When a machine count of the override vote held on April 26 showed a one-vote differential, Walnut Street resident Daniel McDonnell petitioned for a recount, quickly gathering the required 10 signatures from each of the town's four electoral precincts.

Abington uses optical-scan machines to count ballot votes. Voters are required to mark their choices by using pencils to darken small circles. "These optical-vote machines carry a 3 percent margin of error," said McDonnell, who opposed the override. "That alone calls for a recount."

At 10 a.m. Wednesday, seven Abington residents gathered at Town Hall under the watch of Town Clerk Linda Adams and began a hand count of the votes.

Two hours later, the override stood as approved - this time by five votes.

McDonnell said he was impressed with the way the recount was handled. "It was a transparent process," he said. "The results couldn't have been reached any more fairly."

The tally of 680 to 675 allows the town to obtain by debt exclusion $650,000 to continue its municipal trash collection until July 1 of next year. The decision results in an annual tax increase of about $116 for the average homeowner - in a town where the median family income of $63,000 falls well below the US Census Bureau's state average of $85,000.
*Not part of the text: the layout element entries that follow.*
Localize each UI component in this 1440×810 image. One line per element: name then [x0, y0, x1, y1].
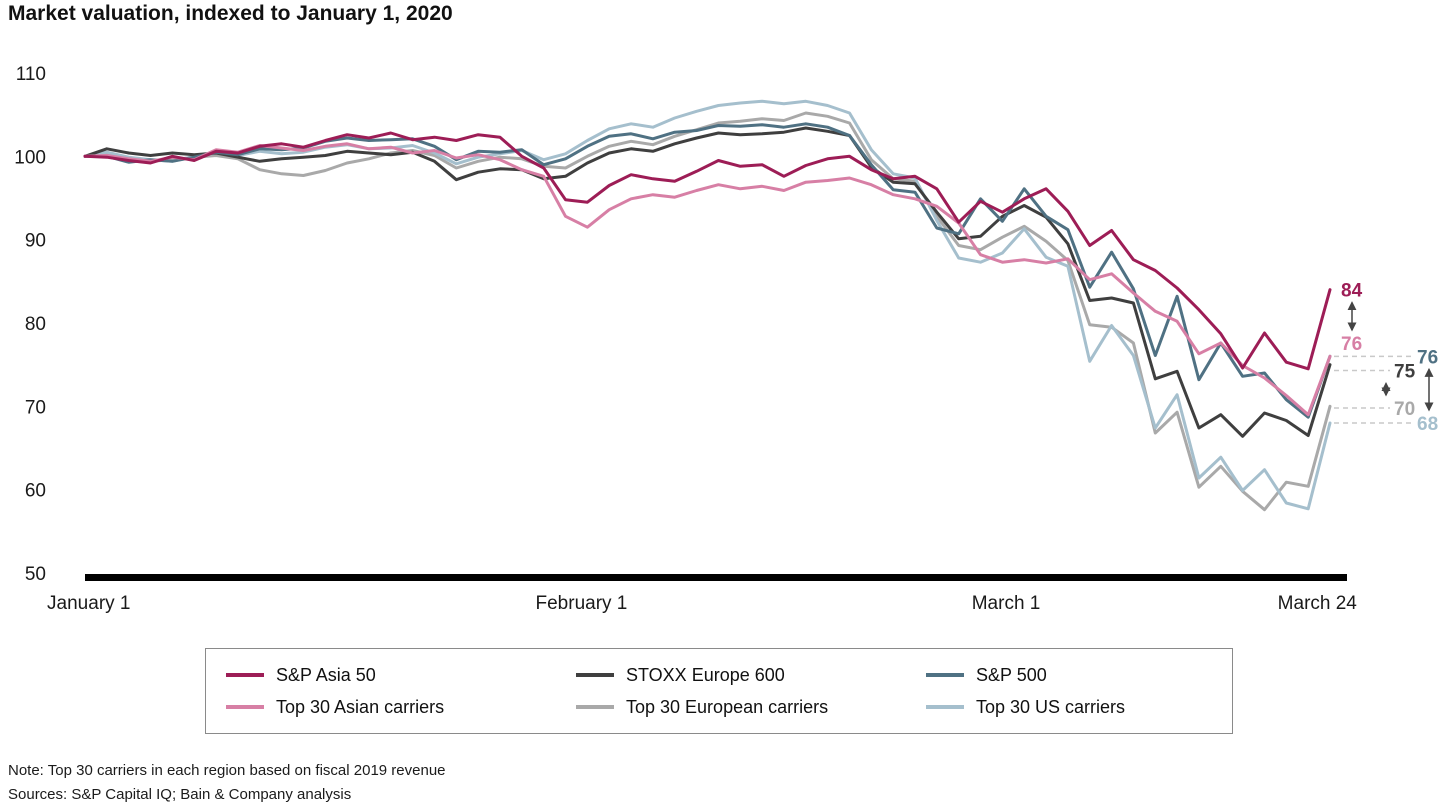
x-axis-label: January 1 [47, 593, 130, 614]
legend-item-s-p-asia-50: S&P Asia 50 [226, 660, 576, 690]
legend-item-top-30-european-carriers: Top 30 European carriers [576, 692, 926, 722]
legend-swatch-stoxx-europe-600 [576, 673, 614, 677]
legend-label-top-30-us-carriers: Top 30 US carriers [976, 696, 1126, 717]
legend-swatch-top-30-asian-carriers [226, 705, 264, 709]
series-line-s-p-500 [83, 122, 1332, 419]
y-axis-label: 90 [25, 231, 46, 252]
y-axis-label: 70 [25, 397, 46, 418]
legend-item-top-30-asian-carriers: Top 30 Asian carriers [226, 692, 576, 722]
x-axis-label: February 1 [536, 593, 628, 614]
legend: S&P Asia 50 STOXX Europe 600 S&P 500 Top 30… [205, 648, 1233, 734]
legend-item-s-p-500: S&P 500 [926, 660, 1232, 690]
legend-item-stoxx-europe-600: STOXX Europe 600 [576, 660, 926, 690]
legend-label-top-30-asian-carriers: Top 30 Asian carriers [276, 696, 445, 717]
legend-label-s-p-500: S&P 500 [976, 664, 1047, 685]
x-axis-label: March 24 [1278, 593, 1358, 614]
chart-title: Market valuation, indexed to January 1, … [8, 2, 453, 25]
series-line-stoxx-europe-600 [83, 126, 1332, 438]
legend-item-top-30-us-carriers: Top 30 US carriers [926, 692, 1232, 722]
x-axis-label: March 1 [972, 593, 1041, 614]
y-axis-label: 110 [16, 64, 46, 85]
legend-swatch-s-p-asia-50 [226, 673, 264, 677]
y-axis-label: 50 [25, 564, 46, 585]
end-value-label-stoxx-europe-600: 75 [1394, 362, 1416, 383]
end-value-label-s-p-500: 76 [1417, 347, 1438, 368]
x-axis-line [85, 574, 1347, 581]
end-value-label-top-30-european-carriers: 70 [1394, 399, 1415, 420]
series-line-top-30-asian-carriers [83, 142, 1332, 417]
end-value-label-top-30-asian-carriers: 76 [1341, 334, 1362, 355]
sources-text: Sources: S&P Capital IQ; Bain & Company … [8, 786, 352, 803]
series-line-s-p-asia-50 [83, 131, 1332, 371]
legend-label-top-30-european-carriers: Top 30 European carriers [626, 696, 829, 717]
legend-label-s-p-asia-50: S&P Asia 50 [276, 664, 376, 685]
end-value-label-s-p-asia-50: 84 [1341, 281, 1363, 302]
y-axis-label: 60 [25, 481, 46, 502]
legend-swatch-s-p-500 [926, 673, 964, 677]
note-text: Note: Top 30 carriers in each region bas… [8, 762, 446, 779]
y-axis-label: 80 [25, 314, 46, 335]
legend-label-stoxx-europe-600: STOXX Europe 600 [626, 664, 785, 685]
legend-swatch-top-30-european-carriers [576, 705, 614, 709]
series-line-top-30-us-carriers [83, 99, 1332, 511]
legend-swatch-top-30-us-carriers [926, 705, 964, 709]
y-axis-label: 100 [14, 147, 46, 168]
end-value-label-top-30-us-carriers: 68 [1417, 414, 1438, 435]
series-line-top-30-european-carriers [83, 111, 1332, 512]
If the override had failed, the Board of Health would have been forced to devise an alternate trash-collection program to cover the $650,000 that had been transferred to the general operating budget from the solid waste budget. Likely scenarios included a pay-as-you-throw program and a fee-based program.

Instead, the cost of curbside trash pickup will continue to be part of residents' real estate taxes.
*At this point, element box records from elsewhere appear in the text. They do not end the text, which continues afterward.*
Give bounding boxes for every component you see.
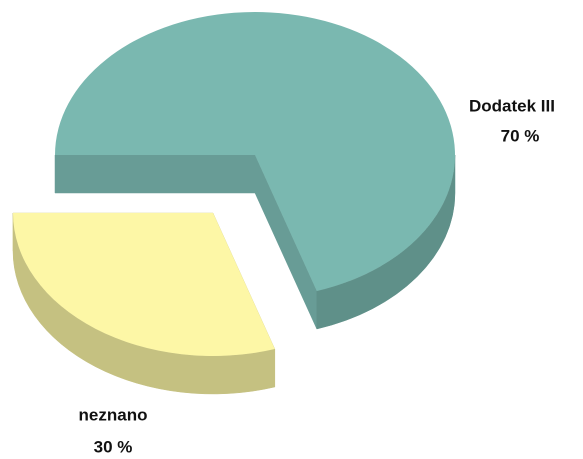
slice-label: Dodatek III <box>469 96 555 115</box>
value-label: 70 % <box>501 126 540 145</box>
slice-label: neznano <box>79 405 148 424</box>
slice-side <box>54 154 256 194</box>
slice <box>55 11 455 292</box>
value-label: 30 % <box>94 437 133 456</box>
slice <box>13 213 275 356</box>
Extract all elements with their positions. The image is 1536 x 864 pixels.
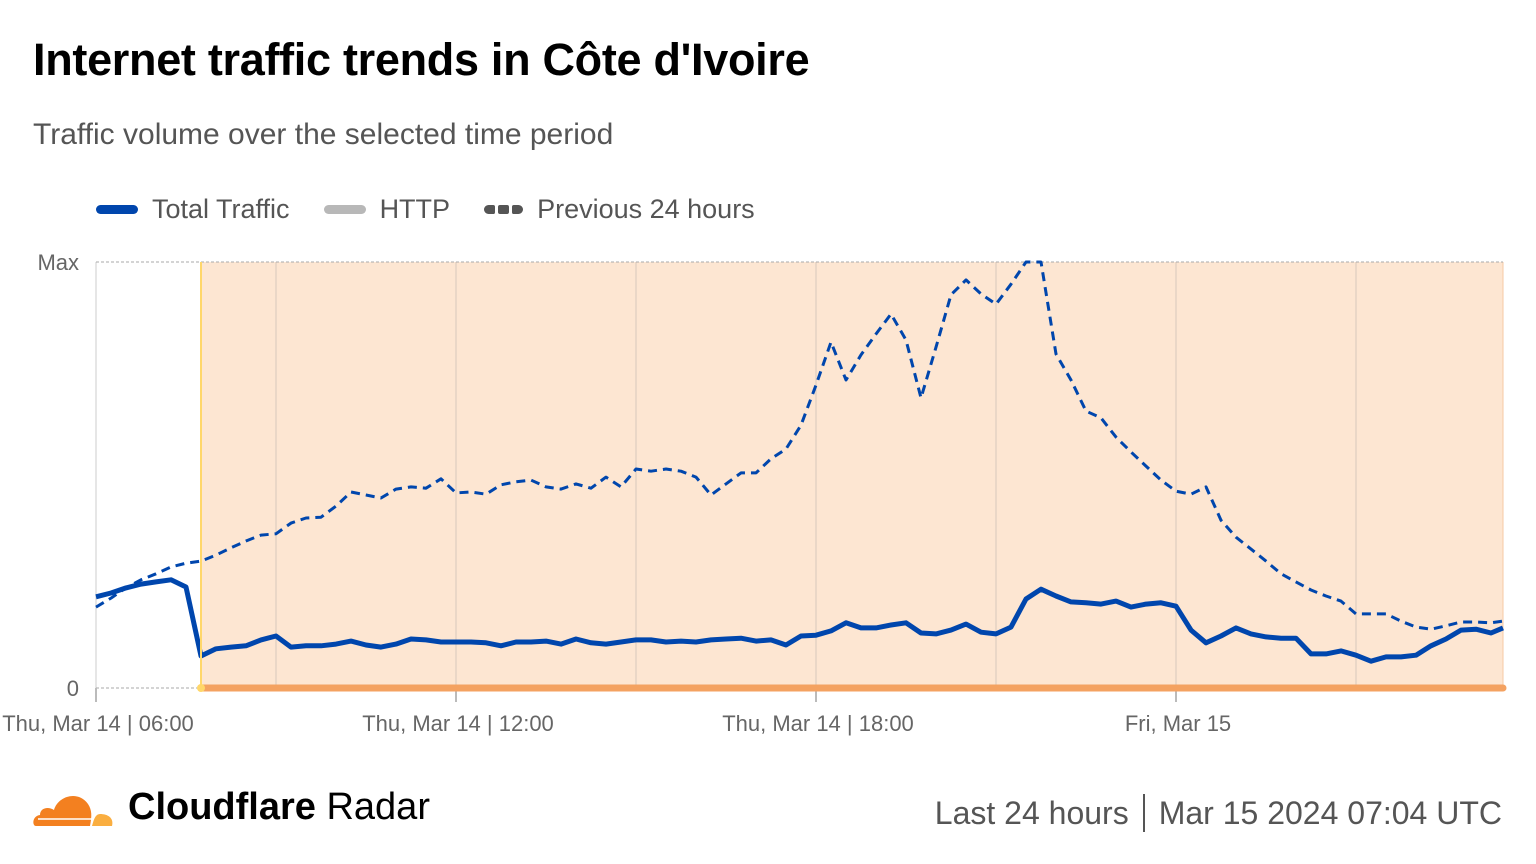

"We'll continue to be one of the few towns that I know of still offering curbside pickup," Assistant Town Manager Dori Jamieson said.

Voters in 1991 similarly approved an override of $575,000 to continue curbside pickup service. In 2005, residents by a mere two votes appeared to turn down a proposed $6.3 million Proposition 2 1/2 debt exclusion to build a police station. A recount found voters favored the idea by five votes. The station is nearing completion.

Last November, residents agreed to put $2 million toward renovations at the high school. For the next 20 years, residents on average will pay between $37 and $18 per year toward the project.

As for the problem with the voting machines, the town clerk is on the case.

"The machines jammed a few times when counting the votes," Adams said. "One of the first things I'm going to do now is get someone in here to service those machines."